The Lancet Oncology published a study earlier this week, noting that more than four in five men—81 percent—with prostate cancer suffer from erectile dysfunction following treatment, yet over half fail to receive any medical advice or support. The research, funded by the Movember Foundation with Prostate Cancer UK, revealed that sexual problems are common in men diagnosed with prostate cancer, regardless of the stage of the disease, their treatment or their age. The report, called Life After Prostate Cancer Diagnosis (LAPCD), tracked over 30,000 men across the United Kingdom, and found that more than half of over 65s (61 percent) were not offered medical advice for erection problems, compared to a fifth of men under 55. While this is a regional study, the learnings have relevancy beyond the United Kingdom.

This is totally unacceptable. Sexual dysfunction can have a huge impact on quality of life after cancer treatment. Around 75 per cent of the men questioned in the LAPCD study said it was a ‘significant issue’ for them. It can lead to anxiety and depression and contribute to the breakdown of relationships. Yet men are often made to feel that they should be grateful to be alive, regardless of the ongoing effects of their treatment. Only this week, a 70-year-old prostate cancer survivor who had approached his GP for advice on sexual problems, told me that his doctor’s reply was: “Well, what do you expect? You’re on hormone therapy.” It isn’t right that any man – whatever his age - should be faced with that kind of brutal and unsympathetic response.

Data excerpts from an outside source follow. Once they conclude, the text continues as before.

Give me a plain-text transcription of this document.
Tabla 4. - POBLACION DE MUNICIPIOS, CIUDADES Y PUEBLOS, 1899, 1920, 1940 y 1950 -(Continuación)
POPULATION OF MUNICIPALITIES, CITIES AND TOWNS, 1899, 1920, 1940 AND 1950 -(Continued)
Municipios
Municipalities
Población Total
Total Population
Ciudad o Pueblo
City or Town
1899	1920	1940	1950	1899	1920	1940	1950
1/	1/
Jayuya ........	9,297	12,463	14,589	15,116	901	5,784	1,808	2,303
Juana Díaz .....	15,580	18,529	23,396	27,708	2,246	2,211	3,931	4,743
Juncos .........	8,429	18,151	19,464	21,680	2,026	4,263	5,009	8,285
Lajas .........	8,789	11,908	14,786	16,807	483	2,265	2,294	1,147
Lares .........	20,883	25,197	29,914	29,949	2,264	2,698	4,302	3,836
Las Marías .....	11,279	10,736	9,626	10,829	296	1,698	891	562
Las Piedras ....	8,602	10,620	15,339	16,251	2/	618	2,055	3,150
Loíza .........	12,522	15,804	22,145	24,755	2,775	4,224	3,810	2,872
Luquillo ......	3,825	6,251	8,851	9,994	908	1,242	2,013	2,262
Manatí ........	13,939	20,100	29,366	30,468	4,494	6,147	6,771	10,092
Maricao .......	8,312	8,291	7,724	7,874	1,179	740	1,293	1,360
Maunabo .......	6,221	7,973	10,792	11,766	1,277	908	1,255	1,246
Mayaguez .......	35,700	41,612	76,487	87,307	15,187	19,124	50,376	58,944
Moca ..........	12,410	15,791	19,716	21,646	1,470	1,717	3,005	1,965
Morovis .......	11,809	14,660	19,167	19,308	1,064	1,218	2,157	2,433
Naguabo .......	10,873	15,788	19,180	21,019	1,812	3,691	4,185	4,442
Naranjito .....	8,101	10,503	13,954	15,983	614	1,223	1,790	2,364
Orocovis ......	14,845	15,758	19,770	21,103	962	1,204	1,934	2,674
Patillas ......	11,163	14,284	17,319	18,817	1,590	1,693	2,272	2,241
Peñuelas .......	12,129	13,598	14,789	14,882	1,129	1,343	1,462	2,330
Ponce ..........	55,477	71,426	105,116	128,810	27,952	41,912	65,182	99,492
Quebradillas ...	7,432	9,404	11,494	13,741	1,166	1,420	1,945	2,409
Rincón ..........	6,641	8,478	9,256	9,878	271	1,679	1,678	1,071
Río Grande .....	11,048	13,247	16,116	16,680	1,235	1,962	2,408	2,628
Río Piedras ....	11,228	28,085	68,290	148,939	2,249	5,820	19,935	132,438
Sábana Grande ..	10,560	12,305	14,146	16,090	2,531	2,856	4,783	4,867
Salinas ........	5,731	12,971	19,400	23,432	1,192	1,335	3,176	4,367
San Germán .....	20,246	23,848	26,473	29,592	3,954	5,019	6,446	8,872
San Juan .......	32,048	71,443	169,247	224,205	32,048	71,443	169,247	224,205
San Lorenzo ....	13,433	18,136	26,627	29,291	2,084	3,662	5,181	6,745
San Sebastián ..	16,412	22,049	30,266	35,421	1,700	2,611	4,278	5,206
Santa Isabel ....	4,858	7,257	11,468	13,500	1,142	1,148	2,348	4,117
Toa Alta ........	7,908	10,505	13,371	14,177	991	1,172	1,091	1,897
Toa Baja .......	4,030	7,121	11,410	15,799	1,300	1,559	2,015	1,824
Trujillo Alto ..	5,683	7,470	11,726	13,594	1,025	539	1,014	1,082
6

Back in the United States, in a bid to tackle the problem, the Movember Foundation has launched online programs through its TrueNTH Prostate Cancer and TrueNTH Testicular Cancer initiatives. It provides personalized strategies to help men and improve their sexual well-being during and after cancer treatment. We hope it will go some way towards plugging the gap and providing better support for men struggling after cancer. But we also want men to have the confidence to speak honestly and without embarrassment about their side effects. There’s nothing ‘manly’ about ignoring symptoms but there is courage in taking action. We’re asking men get to know what’s normal for their bodies and go to the doctor when something isn’t right. Suffering in silence is never the answer.